Progression through these checkpoints is driven by specific proteins. Two key groups of these regulatory molecules are cyclins and cyclin-dependent kinases (CDKs). CDKs are enzymes that, when activated, trigger the events of each phase. However, CDKs are inactive on their own and require a partner protein, a cyclin, to function.
The concentrations of different cyclins rise and fall in a predictable pattern throughout the cell cycle. For example, M cyclin levels build up during G2 and peak in mitosis, driving events like nuclear envelope breakdown. When a specific cyclin binds to its corresponding CDK, the resulting complex pushes the cell past a checkpoint. Once the cell moves to the next stage, the cyclins from the previous stage are degraded, ensuring the cycle proceeds in one direction.
Consequences of Errors
The precise regulation of mitosis is important for maintaining genomic stability. When control mechanisms and checkpoints fail, errors in chromosome segregation can occur. This leads to the production of daughter cells with an incorrect number of chromosomes, a condition known as aneuploidy. Most aneuploidies during embryonic development are lethal, but those later in life are linked to diseases.

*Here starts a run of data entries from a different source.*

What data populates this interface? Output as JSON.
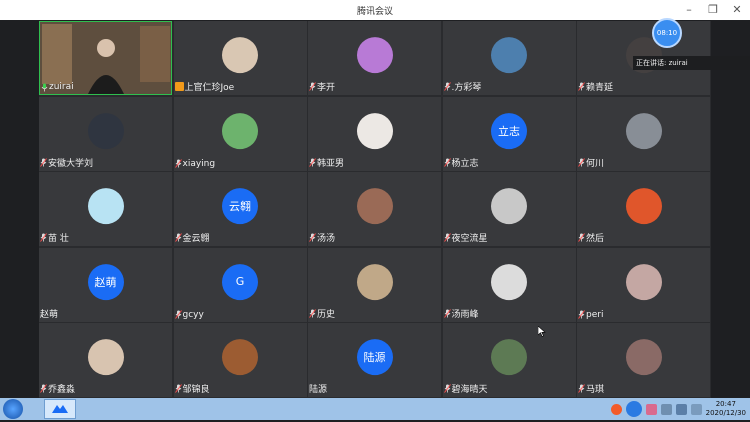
{
  "window": {
    "title": "腾讯会议"
  },
  "status": {
    "speaking_label": "正在讲话: zuirai",
    "speaker_bubble": "08:10"
  },
  "participants": [
    {
      "name": "zuirai",
      "avatar_type": "video",
      "mic": "on"
    },
    {
      "name": "上官仁珍Joe",
      "avatar_type": "photo",
      "color": "#d9c7b3",
      "mic": "host"
    },
    {
      "name": "李开",
      "avatar_type": "photo",
      "color": "#b87ad6",
      "mic": "muted"
    },
    {
      "name": ".方彩琴",
      "avatar_type": "photo",
      "color": "#4d7fae",
      "mic": "muted"
    },
    {
      "name": "赖青延",
      "avatar_type": "photo",
      "color": "#444040",
      "mic": "muted"
    },
    {
      "name": "安徽大学刘",
      "avatar_type": "photo",
      "color": "#2f3540",
      "mic": "muted"
    },
    {
      "name": "xiaying",
      "avatar_type": "photo",
      "color": "#6db36d",
      "mic": "muted"
    },
    {
      "name": "韩亚男",
      "avatar_type": "photo",
      "color": "#ece8e4",
      "mic": "muted"
    },
    {
      "name": "杨立志",
      "avatar_type": "text",
      "text": "立志",
      "mic": "muted"
    },
    {
      "name": "何川",
      "avatar_type": "photo",
      "color": "#888e96",
      "mic": "muted"
    },
    {
      "name": "苗 壮",
      "avatar_type": "photo",
      "color": "#b8e3f3",
      "mic": "muted"
    },
    {
      "name": "金云翱",
      "avatar_type": "text",
      "text": "云翱",
      "mic": "muted"
    },
    {
      "name": "汤汤",
      "avatar_type": "photo",
      "color": "#9a6a56",
      "mic": "muted"
    },
    {
      "name": "夜空流星",
      "avatar_type": "photo",
      "color": "#c8c8c8",
      "mic": "muted"
    },
    {
      "name": "然后",
      "avatar_type": "photo",
      "color": "#e0562b",
      "mic": "muted"
    },
    {
      "name": "赵萌",
      "avatar_type": "text",
      "text": "赵萌",
      "mic": "none"
    },
    {
      "name": "gcyy",
      "avatar_type": "text",
      "text": "G",
      "mic": "muted"
    },
    {
      "name": "历史",
      "avatar_type": "photo",
      "color": "#c0a888",
      "mic": "muted"
    },
    {
      "name": "汤雨峰",
      "avatar_type": "photo",
      "color": "#dcdcdc",
      "mic": "muted"
    },
    {
      "name": "peri",
      "avatar_type": "photo",
      "color": "#c4a7a3",
      "mic": "muted"
    },
    {
      "name": "乔鑫淼",
      "avatar_type": "photo",
      "color": "#d8c4b0",
      "mic": "muted"
    },
    {
      "name": "邹锦良",
      "avatar_type": "photo",
      "color": "#9c5c32",
      "mic": "muted"
    },
    {
      "name": "陆源",
      "avatar_type": "text",
      "text": "陆源",
      "mic": "none"
    },
    {
      "name": "碧海晴天",
      "avatar_type": "photo",
      "color": "#5d7a54",
      "mic": "muted"
    },
    {
      "name": "马琪",
      "avatar_type": "photo",
      "color": "#8a6a66",
      "mic": "muted"
    }
  ],
  "taskbar": {
    "time": "20:47",
    "date": "2020/12/30"
  },
  "colors": {
    "accent": "#1a6cf5",
    "background": "#1e1f22",
    "tile": "#38393c"
  }
}
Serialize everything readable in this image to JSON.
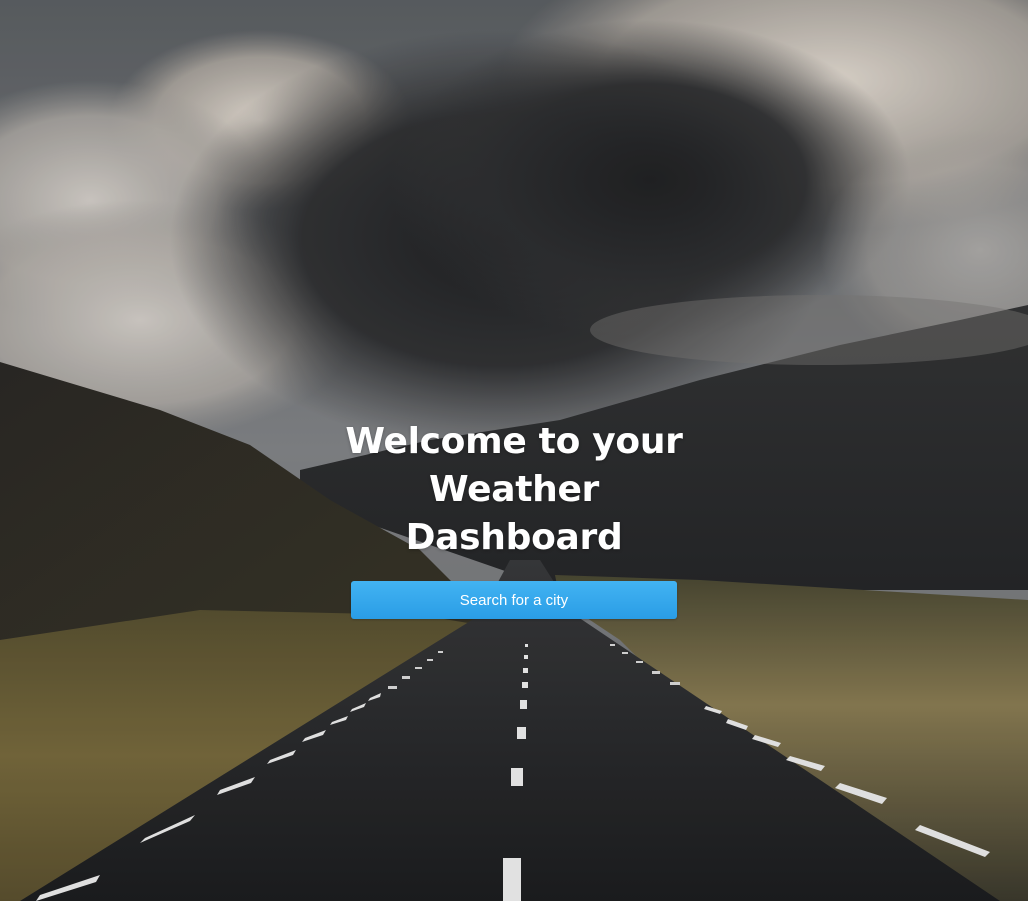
{
  "hero": {
    "title": "Welcome to your Weather Dashboard",
    "search_button_label": "Search for a city"
  },
  "colors": {
    "button_accent": "#36a9ee",
    "title_text": "#ffffff"
  }
}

The most significant consequence of uncontrolled cell division is cancer. Cancer is a disease characterized by the failure of cell cycle regulation, where cells divide without restraint. Errors during mitosis are a major source of the numerical and structural chromosome alterations seen in tumor cells. Mutations in genes that control the cell cycle can allow cells with DNA damage to bypass checkpoints and continue to proliferate, leading to tumor formation.
Beyond cancer, the missegregation of chromosomes can directly cause DNA damage, promoting further genomic instability. This ongoing instability can allow cells to evolve and adapt, which may contribute to tumor progression and resistance to therapy. The presence of aneuploid cells is a hallmark of nearly 70% of solid human tumors, highlighting the profound impact of mitotic errors on human health.